4.)           Get in Good Graces with the captain of the team

Joe Flacco had to be feeling awesome after he heard this speech, even if the team was devastated after losing out on going to the Super Bowl last year. Ray Lewis backed and that will pay off in the long term for his confidence and leadership. London Fletcher, entering his sixth season in Washington, may not have the credentials of Ray Lewis, but there is no question he is the captain of the ship in DC.  When veterans stand up for you and proclaim to have your back, which rubs off on everyone involved with the team. RG3 has the personality and charisma to earn the respect from Fletcher and the rest of his teammates.  Let this video serve as a reminder of how valuable this type of relationship is for the Redskins as a whole.

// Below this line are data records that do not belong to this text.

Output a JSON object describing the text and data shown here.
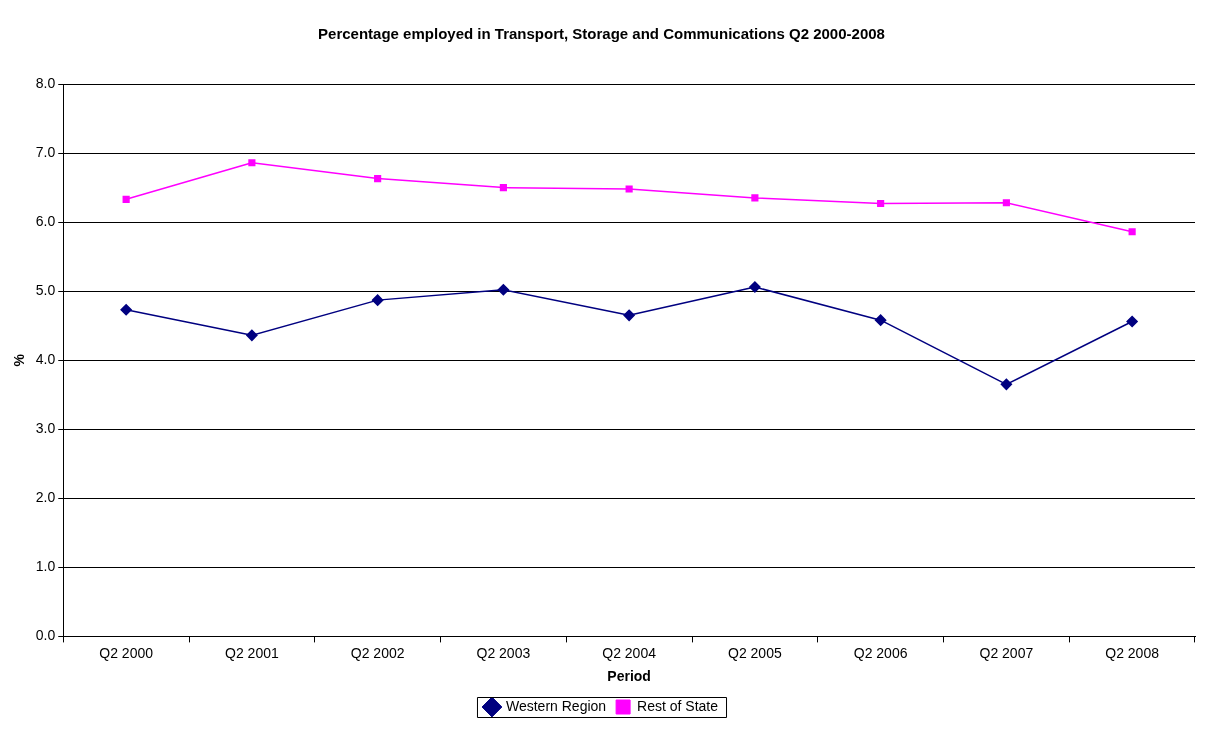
{
  "chart_data": {
    "type": "line",
    "title": "Percentage employed in Transport, Storage and Communications Q2 2000-2008",
    "xlabel": "Period",
    "ylabel": "%",
    "categories": [
      "Q2 2000",
      "Q2 2001",
      "Q2 2002",
      "Q2 2003",
      "Q2 2004",
      "Q2 2005",
      "Q2 2006",
      "Q2 2007",
      "Q2 2008"
    ],
    "series": [
      {
        "name": "Western Region",
        "color": "#000080",
        "marker": "diamond",
        "values": [
          4.73,
          4.36,
          4.87,
          5.02,
          4.65,
          5.06,
          4.58,
          3.65,
          4.56
        ]
      },
      {
        "name": "Rest of State",
        "color": "#ff00ff",
        "marker": "square",
        "values": [
          6.33,
          6.86,
          6.63,
          6.5,
          6.48,
          6.35,
          6.27,
          6.28,
          5.86
        ]
      }
    ],
    "ylim": [
      0,
      8
    ],
    "yticks": [
      {
        "value": 0,
        "label": "0.0"
      },
      {
        "value": 1,
        "label": "1.0"
      },
      {
        "value": 2,
        "label": "2.0"
      },
      {
        "value": 3,
        "label": "3.0"
      },
      {
        "value": 4,
        "label": "4.0"
      },
      {
        "value": 5,
        "label": "5.0"
      },
      {
        "value": 6,
        "label": "6.0"
      },
      {
        "value": 7,
        "label": "7.0"
      },
      {
        "value": 8,
        "label": "8.0"
      }
    ],
    "grid": "y",
    "legend": "bottom",
    "line_style": "solid"
  }
}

5.)           Don’t Skateboard or do Pizza Hut commercials

Both pretty self-explanatory here. Of all the great things Flacco has done as the Ravens starting QB, riding a skateboard before the AFC Championship last year was the most boneheaded move Joe has made. And if you have seen the Pizza Hut commercials Joe has been featured in, I need not explain any further. But if you have not, look for yourself and you be the judge.